Text That’s Too Perfect
The old saying goes that to err is human. Human writers make tons of mistakes. But because AI systems are machines, they rarely make dumb grammatical errors. Likewise, they might choose the wrong word, but they very rarely misspell things.
According to MIT Technology Review, the presence of typos is often a good sign the text was written by a person and not an AI. If the text you’re considering is too perfect, and follows conventions too closely, that’s a clue that a computer may have written it.
Of course, it’s also possible that the writer is just really pedantic when it comes to grammar, or they have a great copy editor working with them! However, if text follows conventions perfectly and includes zero typos, it’s possible that a a computer wrote it.
Structural Errors, Not Just Typos
For this, it’s more helpful to look less for outright typos and more at the kinds of weird choices that humans make, but that computer don’t.
Ending a sentence with a preposition, starting with “and” or “but,” including “however” in strange places, using “which” instead of “that,” and other innocent grammatical mistakes are all evidence of the human hand. Because AI is trained to write properly and follow grammatical and spelling rules, AI systems rarely make these kinds of human errors.
Lengthwise, structural issues in a piece of writing are another sign of human involvement. When AI goes off on a tangent, it tends to repeat the same information over and over again. When humans go off on a tangent, they tend to talk about something that’s topically unrelated or doesn’t contribute to the overall flow of peace.
If it feels like someone is rambling about an unrelated topic, or sharing something that happened to catch their interest while they were writing, that’s evidence that a person wrote what you’re reading. If you see several paragraphs in a row that essentially repeat the same point or even recycle language, you might be looking at AI-generated content instead.

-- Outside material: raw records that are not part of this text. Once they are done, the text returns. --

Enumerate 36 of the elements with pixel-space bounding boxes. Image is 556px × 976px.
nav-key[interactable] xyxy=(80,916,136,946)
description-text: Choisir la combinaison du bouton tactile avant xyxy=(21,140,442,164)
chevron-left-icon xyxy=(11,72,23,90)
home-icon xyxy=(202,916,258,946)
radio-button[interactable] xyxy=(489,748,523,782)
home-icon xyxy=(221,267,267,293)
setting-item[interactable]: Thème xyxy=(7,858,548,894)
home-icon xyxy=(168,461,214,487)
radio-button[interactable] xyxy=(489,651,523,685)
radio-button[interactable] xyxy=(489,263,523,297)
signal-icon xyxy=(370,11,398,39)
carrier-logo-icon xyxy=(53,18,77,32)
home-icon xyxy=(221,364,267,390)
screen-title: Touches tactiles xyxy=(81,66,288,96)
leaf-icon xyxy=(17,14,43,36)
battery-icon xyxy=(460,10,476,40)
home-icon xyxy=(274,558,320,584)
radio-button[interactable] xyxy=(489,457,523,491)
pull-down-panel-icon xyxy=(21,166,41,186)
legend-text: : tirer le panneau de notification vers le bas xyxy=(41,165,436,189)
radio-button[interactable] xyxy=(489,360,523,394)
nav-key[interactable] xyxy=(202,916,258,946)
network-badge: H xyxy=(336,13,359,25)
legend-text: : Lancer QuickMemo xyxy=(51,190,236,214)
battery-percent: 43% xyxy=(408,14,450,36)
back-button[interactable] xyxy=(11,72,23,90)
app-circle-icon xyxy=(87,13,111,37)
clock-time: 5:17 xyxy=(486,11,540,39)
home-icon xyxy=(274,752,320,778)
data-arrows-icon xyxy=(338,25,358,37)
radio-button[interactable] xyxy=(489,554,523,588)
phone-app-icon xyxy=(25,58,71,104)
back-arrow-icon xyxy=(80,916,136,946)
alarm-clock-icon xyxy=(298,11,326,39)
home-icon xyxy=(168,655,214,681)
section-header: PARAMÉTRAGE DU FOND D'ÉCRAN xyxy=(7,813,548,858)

As we pointed out before, paradoxically, bad or imperfect writing often indicates the beneficial presence of a person.
Using AI to Catch AI
Although these techniques can help, the gold standard at the moment for AI detection is to use an AI tool. It’s ironic, we know. But in many cases, the predictable and statistically consistent outputs of AI systems are easier to detect with other AI systems than they are with human ingenuity.
The best system we’ve tested for detecting AI-generated content at the moment is Originality AI. Their system is trained on GPT-3 and can also detect ChatGPT.

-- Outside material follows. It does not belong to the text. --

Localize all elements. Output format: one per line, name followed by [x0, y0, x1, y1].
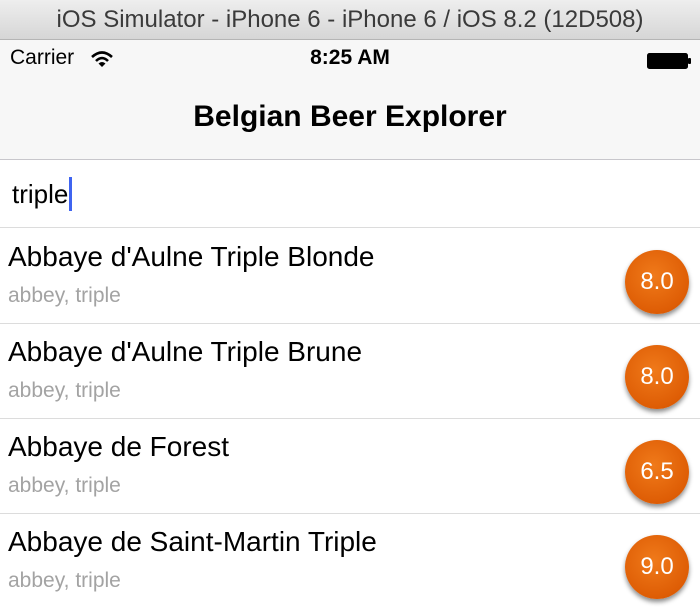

In our testing, Originality was quite successful at detecting content written by the systems. It did struggle a bit with content that was a hybrid between human and AI generation. But then, many people would argue that once a person has become involved in the content creation process, it’s no longer really AI-generated content.
We recommend using Originality.AI if you want a simple way to do at least a first pass of detecting AI-generated content. Keep in mind, of course, that Originality.AI can produce false positives. Don’t give your student an F if the system says their text was AI-generated; it might just be that they wrote something really generic!
If you run a writer’s work or a student’s paper through Originality.AI, and it points to AI-generated content with high statistical probability, you may at least want to pursue a conversation with that person to ensure that the writing really is theirs.
Conclusion
AI systems will likely get better over time and write in a way that humans find indistinguishable from the writing of other humans. ChatGPT and GPT-3 are both big steps in this direction.
The good news for human writers, and for people looking for AI-generated content, is that they’re not there yet. These simple techniques, as well as the advanced tool we discussed here, can help a lot in separating AI written text from the work of humans.